A middleman in the great internet copyright debate
Robert Levine is attacked on all sides in the polarised online piracy debate because he’s so reasonable
Going by his previous jobs, you might guess that Robert Levine, a former executive editor at Wired and Billboard magazine, might have an intriguing perspective on managing copyright and piracy on the internet.
And that proved to be the case when, in 2011, he published what he cheerfully admits is a “provocatively titled” book, Free Ride: how digital parasites are destroying the culture business, and how the culture business can fight back.
“A book called A Middle Ground View of Copyright and Piracy wouldn’t sell very much,” he says with a laugh when we met this week, and he wanted to be more pugnacious, though he acknowledges that the title of his book will rile and put off some people from the very start.
“I just hope people read the book so they see what it’s really about” – which is an impassioned plea for finding a way to protect the rights of content makers online in a debate that is generally dominated by technology industry pundits on one side and the content industry itself on the other.

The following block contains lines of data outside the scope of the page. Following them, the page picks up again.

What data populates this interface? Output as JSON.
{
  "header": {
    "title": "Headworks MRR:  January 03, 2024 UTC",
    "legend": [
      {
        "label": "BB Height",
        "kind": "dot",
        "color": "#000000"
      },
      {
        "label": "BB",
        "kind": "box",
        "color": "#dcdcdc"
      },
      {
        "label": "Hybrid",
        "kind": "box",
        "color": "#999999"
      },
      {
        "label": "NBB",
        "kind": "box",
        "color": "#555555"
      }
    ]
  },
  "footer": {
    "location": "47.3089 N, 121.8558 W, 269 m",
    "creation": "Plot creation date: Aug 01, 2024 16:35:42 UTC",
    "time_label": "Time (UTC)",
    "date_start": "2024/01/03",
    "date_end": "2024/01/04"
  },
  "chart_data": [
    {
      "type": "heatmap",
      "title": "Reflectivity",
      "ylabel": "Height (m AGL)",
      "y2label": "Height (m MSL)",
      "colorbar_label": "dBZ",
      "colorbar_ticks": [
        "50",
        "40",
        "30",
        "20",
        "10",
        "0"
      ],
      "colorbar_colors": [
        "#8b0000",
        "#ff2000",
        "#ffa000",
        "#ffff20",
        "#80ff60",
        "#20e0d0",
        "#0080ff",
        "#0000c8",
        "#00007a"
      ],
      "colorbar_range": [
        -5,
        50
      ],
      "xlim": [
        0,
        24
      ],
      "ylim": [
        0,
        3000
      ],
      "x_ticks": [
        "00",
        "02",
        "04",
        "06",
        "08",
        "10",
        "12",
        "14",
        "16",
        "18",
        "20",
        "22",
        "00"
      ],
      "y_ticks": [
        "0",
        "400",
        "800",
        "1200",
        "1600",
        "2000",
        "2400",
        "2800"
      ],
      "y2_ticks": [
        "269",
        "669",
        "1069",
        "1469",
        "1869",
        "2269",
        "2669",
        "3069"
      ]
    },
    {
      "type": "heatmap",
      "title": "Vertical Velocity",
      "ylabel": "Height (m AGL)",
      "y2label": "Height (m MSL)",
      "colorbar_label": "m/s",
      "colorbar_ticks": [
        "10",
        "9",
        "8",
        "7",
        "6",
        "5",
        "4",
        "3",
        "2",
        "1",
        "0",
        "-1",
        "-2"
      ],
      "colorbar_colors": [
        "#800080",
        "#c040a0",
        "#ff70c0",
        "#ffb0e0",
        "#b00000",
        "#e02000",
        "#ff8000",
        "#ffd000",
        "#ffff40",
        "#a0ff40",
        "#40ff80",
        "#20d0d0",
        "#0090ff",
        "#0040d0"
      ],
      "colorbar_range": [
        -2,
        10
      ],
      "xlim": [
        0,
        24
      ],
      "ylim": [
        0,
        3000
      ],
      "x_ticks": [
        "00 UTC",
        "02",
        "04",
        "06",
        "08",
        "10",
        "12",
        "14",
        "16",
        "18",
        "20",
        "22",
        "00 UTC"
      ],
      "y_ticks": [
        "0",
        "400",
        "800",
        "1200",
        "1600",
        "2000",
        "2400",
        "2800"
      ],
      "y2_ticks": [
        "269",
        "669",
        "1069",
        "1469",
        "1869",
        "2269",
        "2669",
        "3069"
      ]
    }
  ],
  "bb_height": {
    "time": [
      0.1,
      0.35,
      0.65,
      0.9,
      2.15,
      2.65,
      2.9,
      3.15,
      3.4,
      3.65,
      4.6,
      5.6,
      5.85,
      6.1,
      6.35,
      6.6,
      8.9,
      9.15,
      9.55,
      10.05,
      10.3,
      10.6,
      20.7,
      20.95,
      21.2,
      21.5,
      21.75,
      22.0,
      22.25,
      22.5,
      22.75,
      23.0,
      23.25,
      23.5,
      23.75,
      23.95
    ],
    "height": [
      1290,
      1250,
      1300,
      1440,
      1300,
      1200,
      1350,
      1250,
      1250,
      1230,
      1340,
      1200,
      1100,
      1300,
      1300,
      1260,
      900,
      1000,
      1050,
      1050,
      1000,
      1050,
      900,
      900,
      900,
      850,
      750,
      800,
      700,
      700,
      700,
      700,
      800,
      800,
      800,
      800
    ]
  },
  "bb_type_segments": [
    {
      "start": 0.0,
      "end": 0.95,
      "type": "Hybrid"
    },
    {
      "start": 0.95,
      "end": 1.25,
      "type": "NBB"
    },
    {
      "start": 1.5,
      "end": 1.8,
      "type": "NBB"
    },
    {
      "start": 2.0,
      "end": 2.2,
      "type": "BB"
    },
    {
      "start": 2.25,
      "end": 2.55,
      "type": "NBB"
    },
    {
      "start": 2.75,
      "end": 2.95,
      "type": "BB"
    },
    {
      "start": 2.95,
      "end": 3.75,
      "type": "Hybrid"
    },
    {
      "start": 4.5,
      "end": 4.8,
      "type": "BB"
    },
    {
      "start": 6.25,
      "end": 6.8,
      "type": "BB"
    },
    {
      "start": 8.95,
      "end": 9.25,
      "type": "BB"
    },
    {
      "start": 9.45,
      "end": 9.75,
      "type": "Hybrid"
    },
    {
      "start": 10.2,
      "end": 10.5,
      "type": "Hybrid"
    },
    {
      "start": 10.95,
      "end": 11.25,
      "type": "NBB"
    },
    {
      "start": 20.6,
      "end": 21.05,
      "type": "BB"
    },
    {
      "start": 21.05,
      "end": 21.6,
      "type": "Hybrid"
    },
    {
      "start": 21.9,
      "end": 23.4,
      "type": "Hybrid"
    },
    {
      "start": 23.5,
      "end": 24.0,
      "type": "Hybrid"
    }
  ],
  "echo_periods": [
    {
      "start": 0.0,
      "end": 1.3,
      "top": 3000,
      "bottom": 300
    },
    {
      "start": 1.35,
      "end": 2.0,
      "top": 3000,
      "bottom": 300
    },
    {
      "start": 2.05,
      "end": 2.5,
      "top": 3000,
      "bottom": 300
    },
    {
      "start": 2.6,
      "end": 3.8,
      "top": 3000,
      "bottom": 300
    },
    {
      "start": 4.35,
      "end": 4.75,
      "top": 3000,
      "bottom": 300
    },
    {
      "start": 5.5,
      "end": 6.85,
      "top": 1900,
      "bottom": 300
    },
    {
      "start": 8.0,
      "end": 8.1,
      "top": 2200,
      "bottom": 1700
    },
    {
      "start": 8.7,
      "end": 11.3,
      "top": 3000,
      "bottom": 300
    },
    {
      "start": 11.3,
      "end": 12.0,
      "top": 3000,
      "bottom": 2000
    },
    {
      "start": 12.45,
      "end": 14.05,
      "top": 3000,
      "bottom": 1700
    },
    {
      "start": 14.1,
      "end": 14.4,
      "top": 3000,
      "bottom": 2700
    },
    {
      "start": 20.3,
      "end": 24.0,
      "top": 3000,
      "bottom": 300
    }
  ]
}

His argument for a more nuanced middle ground, which he will expound on when he visits Dublin this week, is challenging, heartfelt and a useful addition to a debate that has already produced some of the net’s epic, global legal battles such as the mass online rally against proposed international copyright treaties SOPA (which he thinks was a poorly drafted attempt to improve copyright protections and fight piracy) and ACTA (which he thinks was generally OK but doomed as it followed so closely on the heels of the net community excoriation of SOPA).
Such a position alone will be a red rag to many internet campaigners, but interestingly, there are those, such as The Net Delusion author Evgeny Morozov, who reviewed the book and noted that it added some important arguments to this fraught area.
“His basic insight, that Silicon Valley’s penchant for experimentation may inadvertently hurt the culture industry, is correct,” wrote Morozov in the Observer.
The fact that Silicon Valley types – of technology, rather than media or cultural or content backgrounds – dominate the copyright discussion is one of Levine’s bugbears.
Speaking on the phone from Berlin, where he is now based, Levine says the majority of the population online in, say, 1995 – around the time when the internet began to take off as a public rather than private phenomenon – would have had pretty much the same political and social point of view.